Der König fühlte sich dringlich veranlaßt, den Vorteil, den Thu-Kimnibol (unabsichtlich oder gezielt) über ihn gewonnen hatte (und dermaßen blitzschnell und im Handumdrehen) wieder wettzumachen. Es war ja schon schlimm genug, daß der Kerl dermaßen riesenhaft war! In der Nähe großer Männer fühlte Salaman sich stets ziemlich unwohl; nicht etwa weil er unter einem deutlicheren Minderwertigkeitskomplex gelitten hätte, weil er selbst stummelbeinig war, sondern weil körpermassige träge Mannsbrocken (wie dieser Thu-Kimnibol) ihm das Gefühl gaben, er selbst sei vielleicht in seinen Bewegungen überhastig und fieberisch wie ein kleines wieselndes huschendes Tier. Doch davon ganz abgesehen, er durfte einfach nicht zulassen, daß Thu-Kimnibol bestimmte, in welchem Rahmen das Gespräch stattfand.
„Du kennst meine Söhne?“ fragte Salaman, als die Prinzen in den Saal kamen und ihre Sitze einnahmen.
„Ich kenne Chham und Athimin, gewiß. Und bei meinem Eintreffen begegente ich Ganthiav.“
„Nun, dies ist Poukor. Hier Biterulve. Und diese sind Bruikkos und Char Mateh. Mein Sohn Praheurt ist noch zu jung, an dieser Versammlung teilhaben zu können.“ Der König breitete die Arme weit, als wolle er sie alle an seine Brust ziehen. Ja, und sollten sie doch sich um Thu-Kimnibol scharen. Ihn in ihrer Mitte erdrücken. Groß mag er ja sein, aber gemeinsam sind wir ihm allemal überlegen.
Sie bauten sich im Raum auf, die sieben Prinzen, die sämtlich ein getreuliches Abbild ihres Vaters waren — bis hin zu den kalten grauen Augen, dem vierschrötigen Leib. alle, bis auf den einen, der Biterulve hieß und weit weniger klobig-klein aussah als der Rest, aber eher bläßlich, auch wenn er immerhin wenigstens den Königsblick besaß. Salaman genoß es, als er einen Hauch von Unbehagen über Thu-Kimnibols Gesicht huschen sah, während sich die Salamanischen Doppelgänger einfanden. Eine beachtliche Phalanx, fürwahr. Sie legten Zeugnis ab für die Stärke seiner Lebenslendenkraft.
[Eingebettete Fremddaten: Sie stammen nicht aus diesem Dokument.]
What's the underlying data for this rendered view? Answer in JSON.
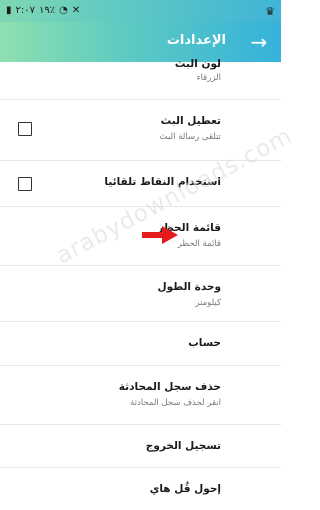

Wenn er ein Weib bestieg, dann bestimmte sein Samen die Erbmerkmale, seine Gestalt, seine Gesichtszüge waren da wiedergeboren. Ein jeglicher konnte es an seinen, versammelten Söhnen sehen. Er war mächtig stolz darauf.
„Na, da hast du aber eine recht löbliche Kompanie“, sagte Thu-Kimnibol.
„Ja, so ist es. Sie sind mein ganzer Stolz. Besitzt auch du viele Söhne, Thu-Kimnibol?“
„Nein, Mueri hat mich nie damit segnen wollen. Und nun wird es wohl auch kaum noch geschehen. Die edle Dame Naarintha.“ Seine Stimme schwankte und verstummte. Sein Gesicht erstarrte zur Maske.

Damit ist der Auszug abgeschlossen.